Something about that number didn’t sit right with me. After looking around a bit, I found some statistics on bankruptcy in the U.S. According to those numbers, there were 850,912 bankruptcies in the United States in 2007, just under 30,000 of which were business bankruptcies. I’ll admit that math is not my strong suit, but it’s hard for me to see how you could have 1.85 million people a year declaring bankruptcy due to medical bills when the total number of bankruptcies is a million less than that.
According to the same statistics, the only year in which total bankruptcies exceeded 1.85 million was 2005. That year there were 39,201 business bankruptcies and 2,039,214 non-business bankruptcies, for a grand total of 2,078,415. For the statistic cited in the ad I watched to be true even of that year, one would have to believe that more than 90% of bankruptcies in 2005 were due to medical bills, which seems unlikely.

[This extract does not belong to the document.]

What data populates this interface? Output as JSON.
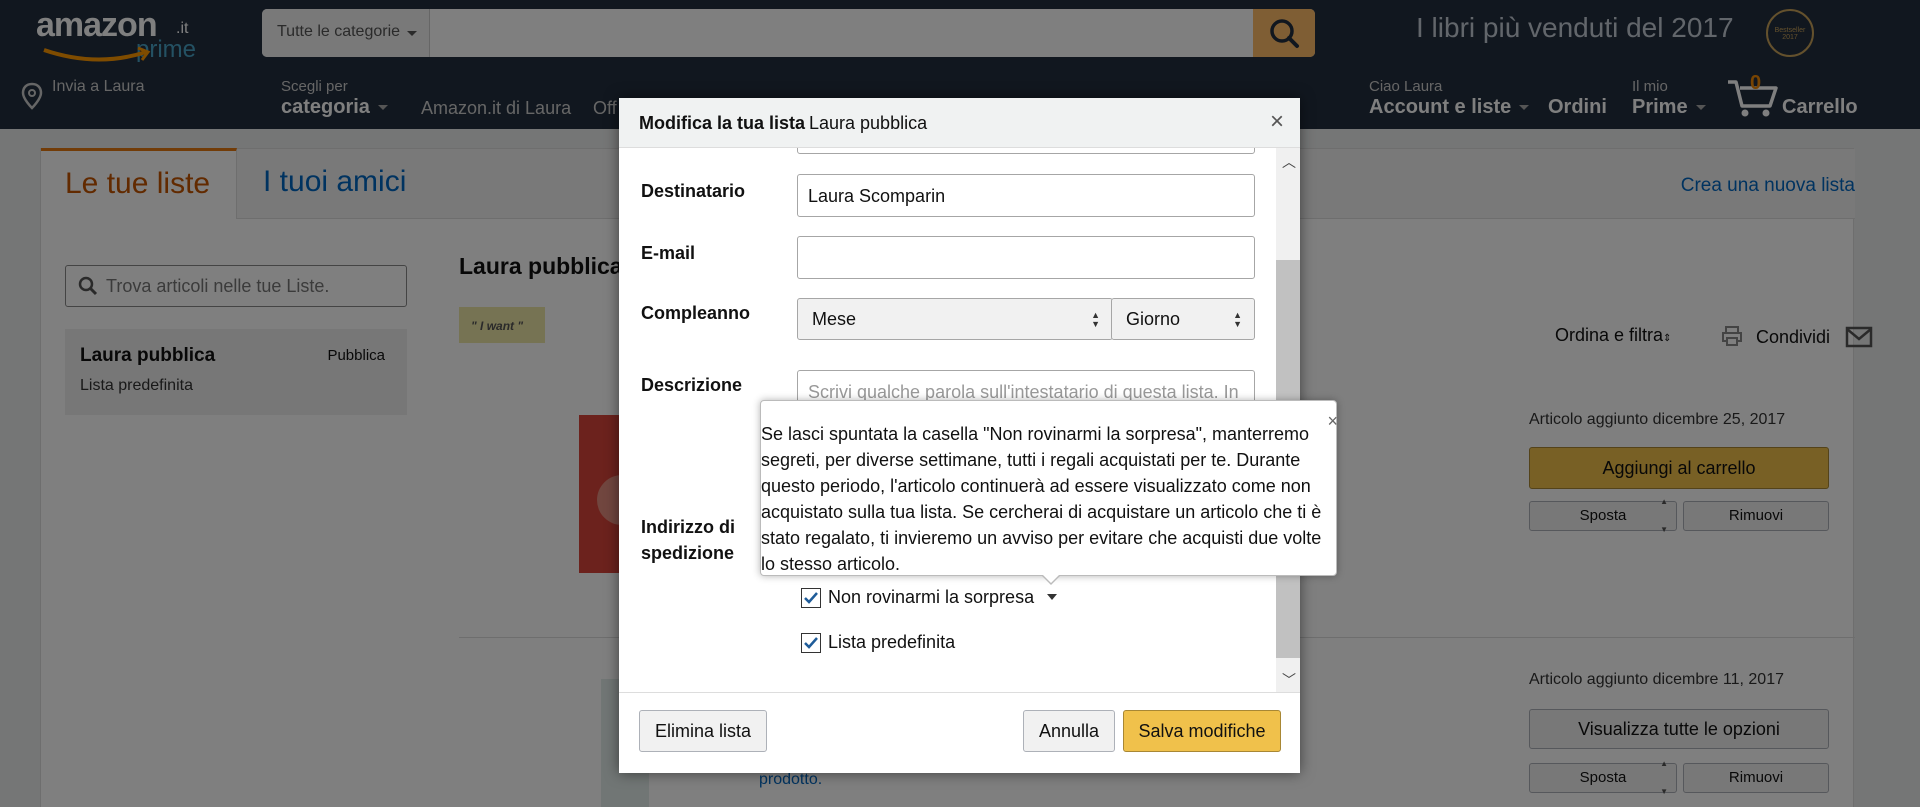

While I was looking around at bankruptcy statistics, I found this paper by David Dranove and Michael Millenson of Northwestern. The paper looked at a different claim, similar to but far less severe than the one in the convention ad, that medical problems contributed to 54.5% of the 1.5 million personal bankruptcies in 2001. According to Dranove and Millenson, even this lesser figure was inaccurate, as it counted as a “bankruptcy due to medical bills” anyone who had out-of-pocket medical bills totaling more than $1,000 in the two years prior to filing for bankruptcy, and in 90% of cases (according to a separate analysis by the DOJ) bankruptcy filers had medical debt of less than $5,000. Ultimately, the paper concludes that medical bills were a contributing factor in around 17% of bankruptcies.
The ad was run by the AARP. I wasn’t able to find anything on their cite sourcing the statistic. I would assume (though I may be wrong) that the statistic wasn’t made up out of whole cloth. There is, I presume, some way of contorting the numbers and parsing the ad’s wording so that what it says is technically true. But I would also assume (though I may be wrong) that whatever the basis for the claim made in the ad, it was highly misleading at the very least. I also have little doubt that the people behind the ad feel little to no sense of shame about the ad’s misleading nature. They undoubtedly think they are acting for a good cause, and it is a sad fact about human nature that when people believe they are acting for a righteous cause, they often believe that anything they do to advance that cause is justified.